LongEval Guide: A Big Breakthrough in ChatGPT Text Evaluation
The new evaluation tool LongEval introduces common standards for validating AI texts.
Recently, the public has reacted strongly to the release of generative neural networks, such as ChatGPT. Many consider this technology a great advance in the field of communication, others predict its detrimental consequences.
However, generated text is notorious for its shortcomings, and human judgment remains the gold standard for ensuring accuracy, especially when generating long summaries (summaries and abstracts) of complex texts. But at the same time, there are currently no accepted standards for human evaluation of long resumes, which is doubtful even in the “gold standard”.
To remedy this situation, a team of computer scientists from the United States introduced a set of guidelines called ” longeval “. The principles were presented at the European Section of the Association for Computational Linguistics, where they were awarded the Best Paper Award.
According to experts, there is currently no reliable way to evaluate long generated texts without human intervention, and even existing human evaluation protocols are costly, time-consuming and highly variable.
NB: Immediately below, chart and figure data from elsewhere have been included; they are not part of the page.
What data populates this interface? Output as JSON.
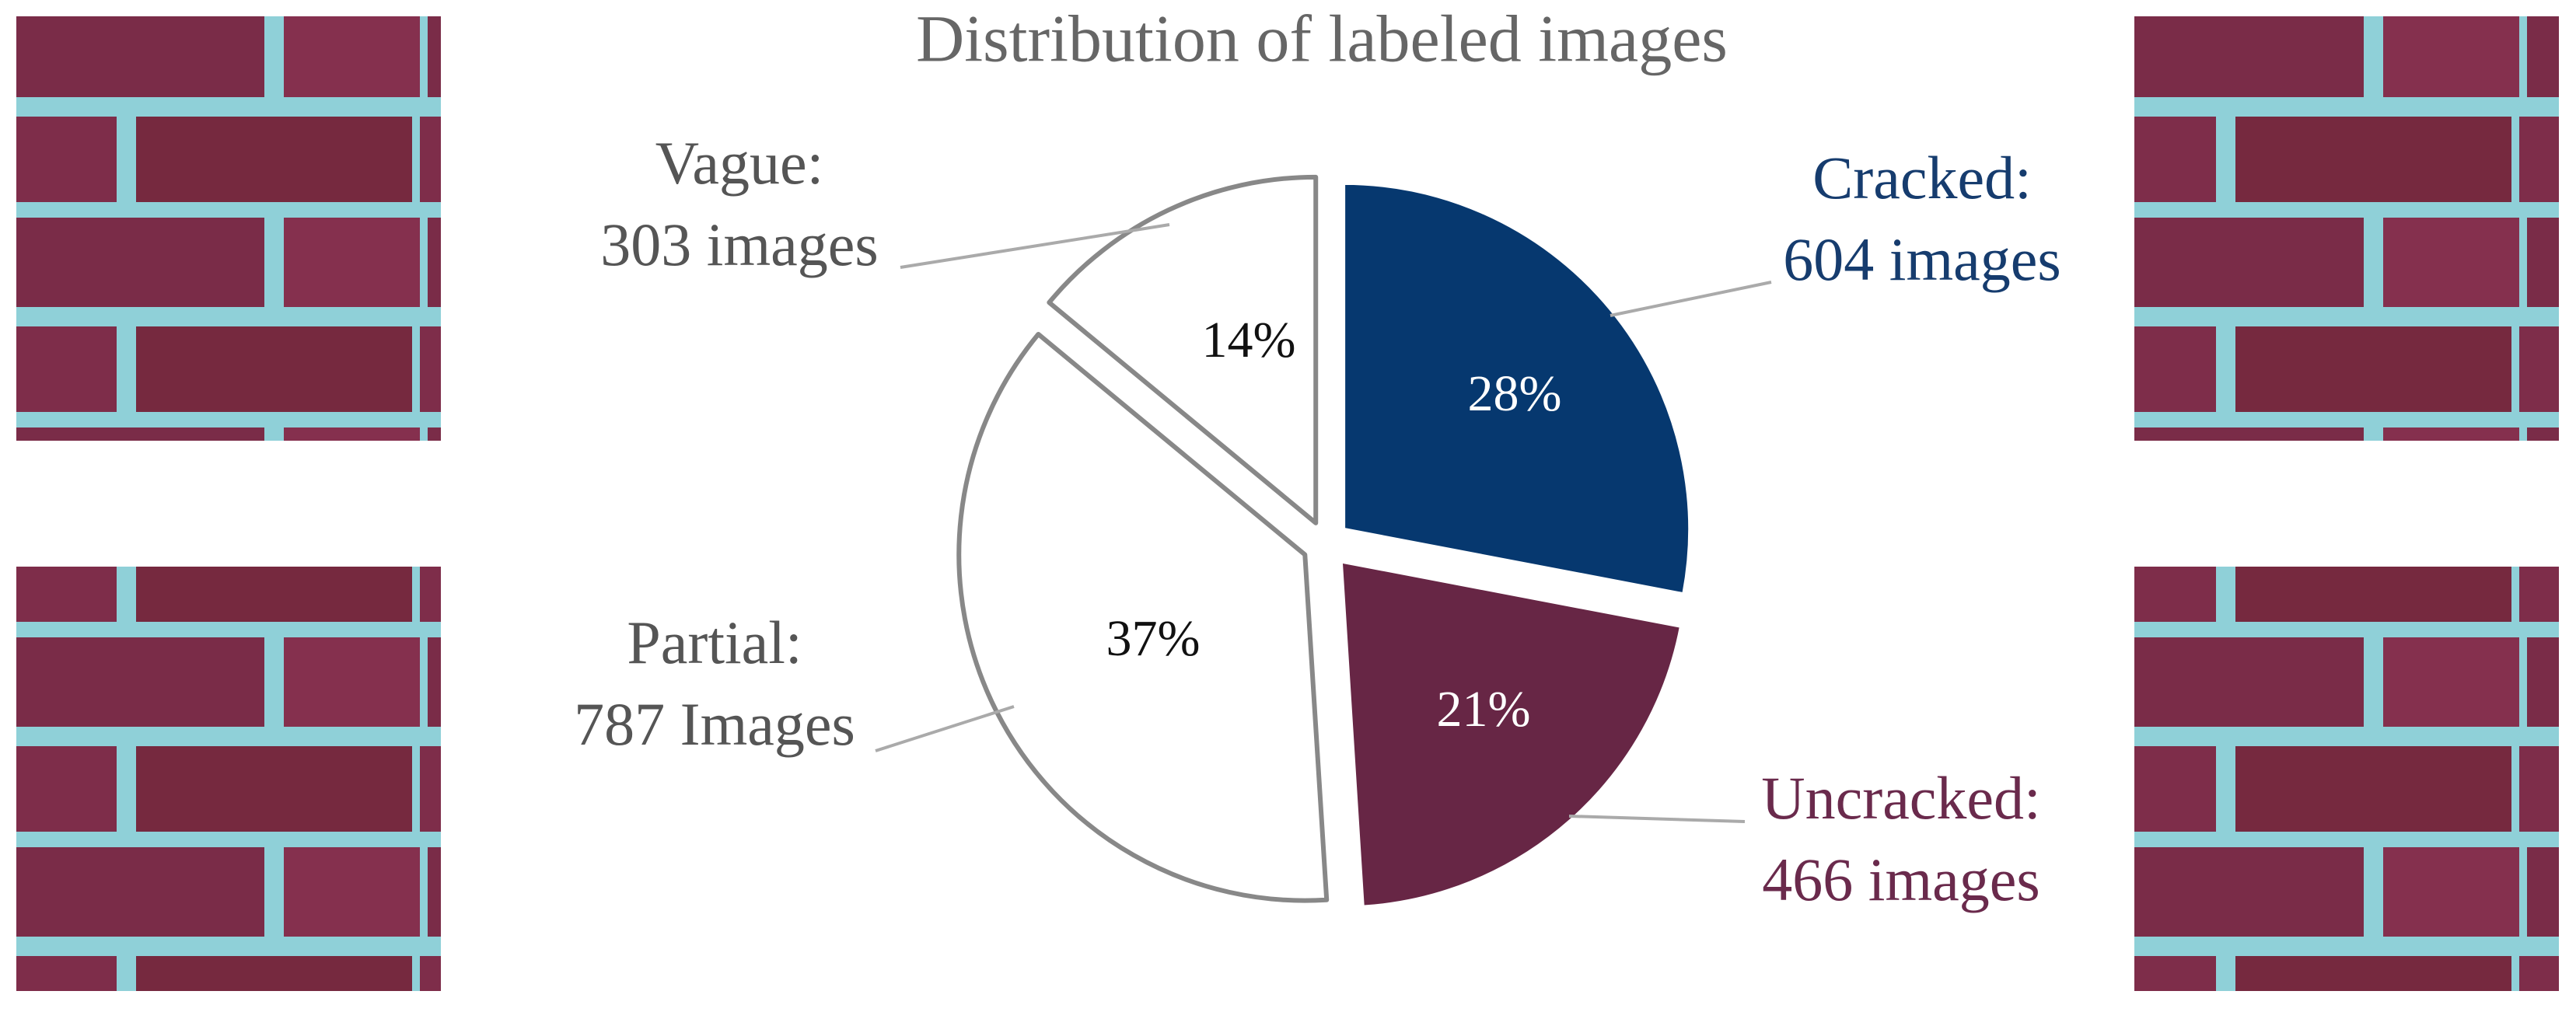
{
  "chart_data": {
    "type": "pie",
    "title": "Distribution of labeled images",
    "categories": [
      "Cracked:",
      "Uncracked:",
      "Partial:",
      "Vague:"
    ],
    "count_labels": [
      "604 images",
      "466 images",
      "787 Images",
      "303 images"
    ],
    "values": [
      28,
      21,
      37,
      14
    ],
    "value_labels": [
      "28%",
      "21%",
      "37%",
      "14%"
    ],
    "colors": [
      "#06386f",
      "#672645",
      "#ffffff",
      "#ffffff"
    ],
    "label_colors": [
      "#163c6e",
      "#6a2a4c",
      "#555555",
      "#555555"
    ],
    "value_label_colors": [
      "#ffffff",
      "#ffffff",
      "#111111",
      "#111111"
    ]
  }
}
During the study, the team studied 162 research papers on long resumes. The analysis showed that 73% of the works did not undergo human evaluation at all, and various evaluation methods were applied to the rest.
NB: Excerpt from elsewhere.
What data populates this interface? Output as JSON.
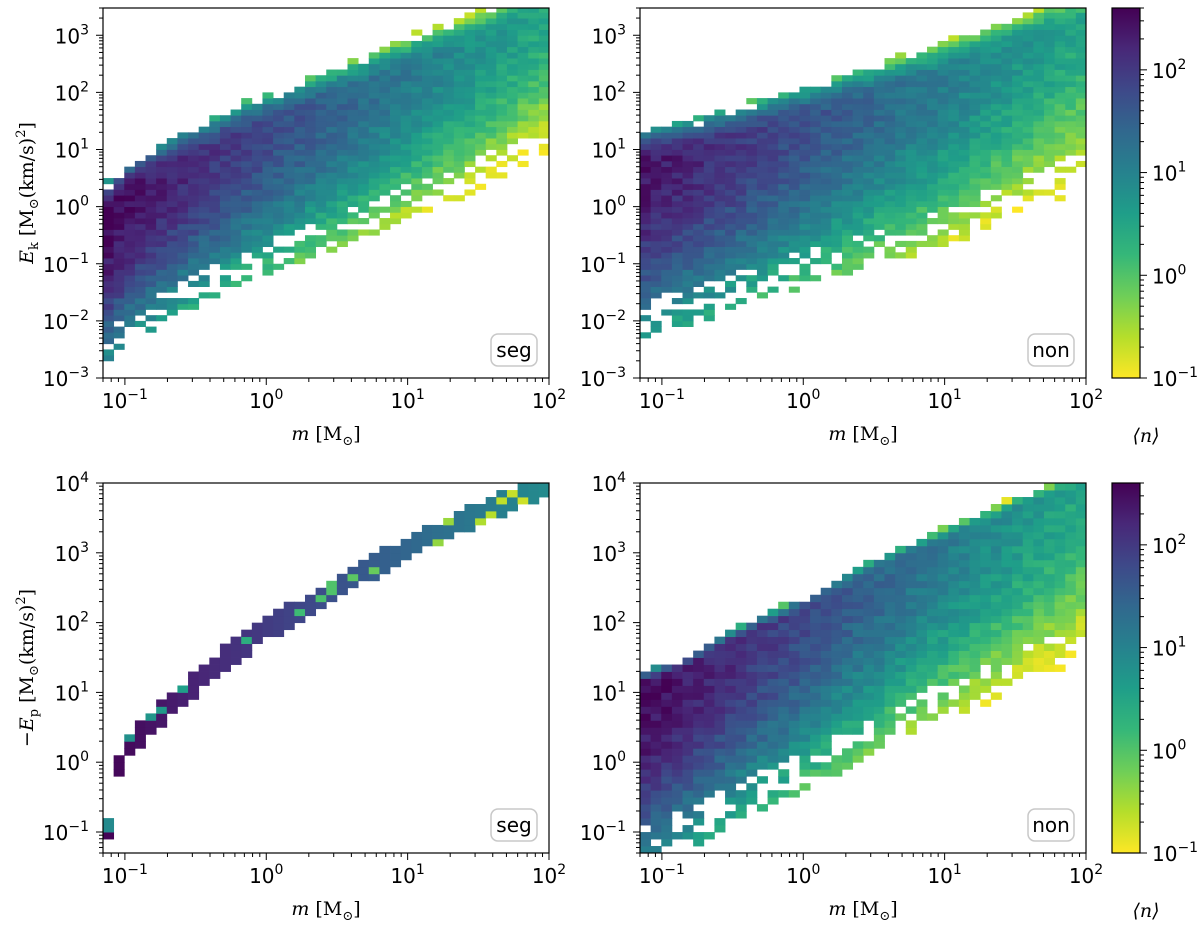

In order to promote efficient, reproducible, and standardized protocols for human evaluation of generated resumes, the study authors developed a list of three overarching recommendations that cover how and what an assessor should read in order to judge the reliability of a resume.
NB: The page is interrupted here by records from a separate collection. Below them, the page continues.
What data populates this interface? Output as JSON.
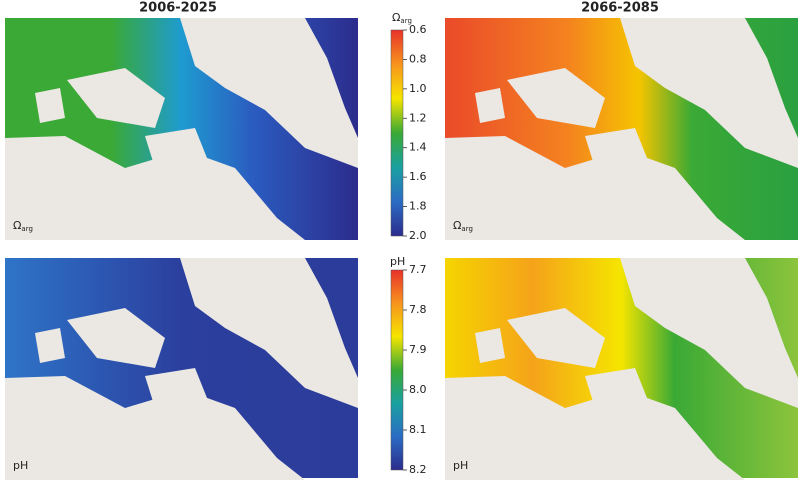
{
  "column_titles": [
    "2006-2025",
    "2066-2085"
  ],
  "rows": [
    {
      "panel_label": {
        "symbol": "Ω",
        "subscript": "arg"
      },
      "colorbar": {
        "title": {
          "symbol": "Ω",
          "subscript": "arg"
        },
        "range": [
          0.6,
          2.0
        ],
        "ticks": [
          0.6,
          0.8,
          {
            "value": 1,
            "label": "1.0"
          },
          1.2,
          1.4,
          1.6,
          1.8,
          {
            "value": 2,
            "label": "2.0"
          }
        ],
        "colors": [
          "#e8322a",
          "#f7941d",
          "#f5e500",
          "#3aa935",
          "#1aa0a0",
          "#2b6cc4",
          "#2c2c8c"
        ]
      }
    },
    {
      "panel_label": "pH",
      "colorbar": {
        "title": "pH",
        "range": [
          7.7,
          8.2
        ],
        "ticks": [
          7.7,
          7.8,
          7.9,
          {
            "value": 8,
            "label": "8.0"
          },
          8.1,
          8.2
        ],
        "colors": [
          "#e8322a",
          "#f7941d",
          "#f5e500",
          "#3aa935",
          "#1aa0a0",
          "#2b6cc4",
          "#2c2c8c"
        ]
      }
    }
  ]
}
The LongEval guide includes the following recommendations:
- Assess the credibility of the summary by individual fragments (sentences or clauses), and not by the whole text. This allows you to increase the consistency of assessments between different experts and reduce the burden on them;
- Use automatic alignment between resume and source snippets to make it easier to find relevant information in long documents. It also helps to avoid the mistakes of paraphrasing or summarizing information in a resume;
- Select an appropriate set of fragments for evaluation, depending on the purpose of the study. For example, you can evaluate all fragments, a random subsample, or only those that contain key information.
The researchers applied LongEval to two sets of long text summary datasets in different fields (SQuALITY And PubMed) and showed that a finer estimate reduces the scatter of all text reliability scores. The experts also showed that scores from partial abstracts are highly correlated with scores from full abstracts.
- SQuALITY is a dataset of 5 summaries for each of 100 public domain short stories. The first summary gives an overview of the entire story, while the other four answer specific questions about plot, characters, theme, and style.
- PubMed is a data set consisting of 10,000 scientific articles from the medical field and their summaries. Abstracts are 150 to 300 words long and contain the main results and conclusions of the articles.
The specialists promise that LongEval will allow people to “accurately and quickly evaluate algorithms for generating long text.” Experts release LongEval as a library Pythonand the community will be able to use and develop LongEval in their research.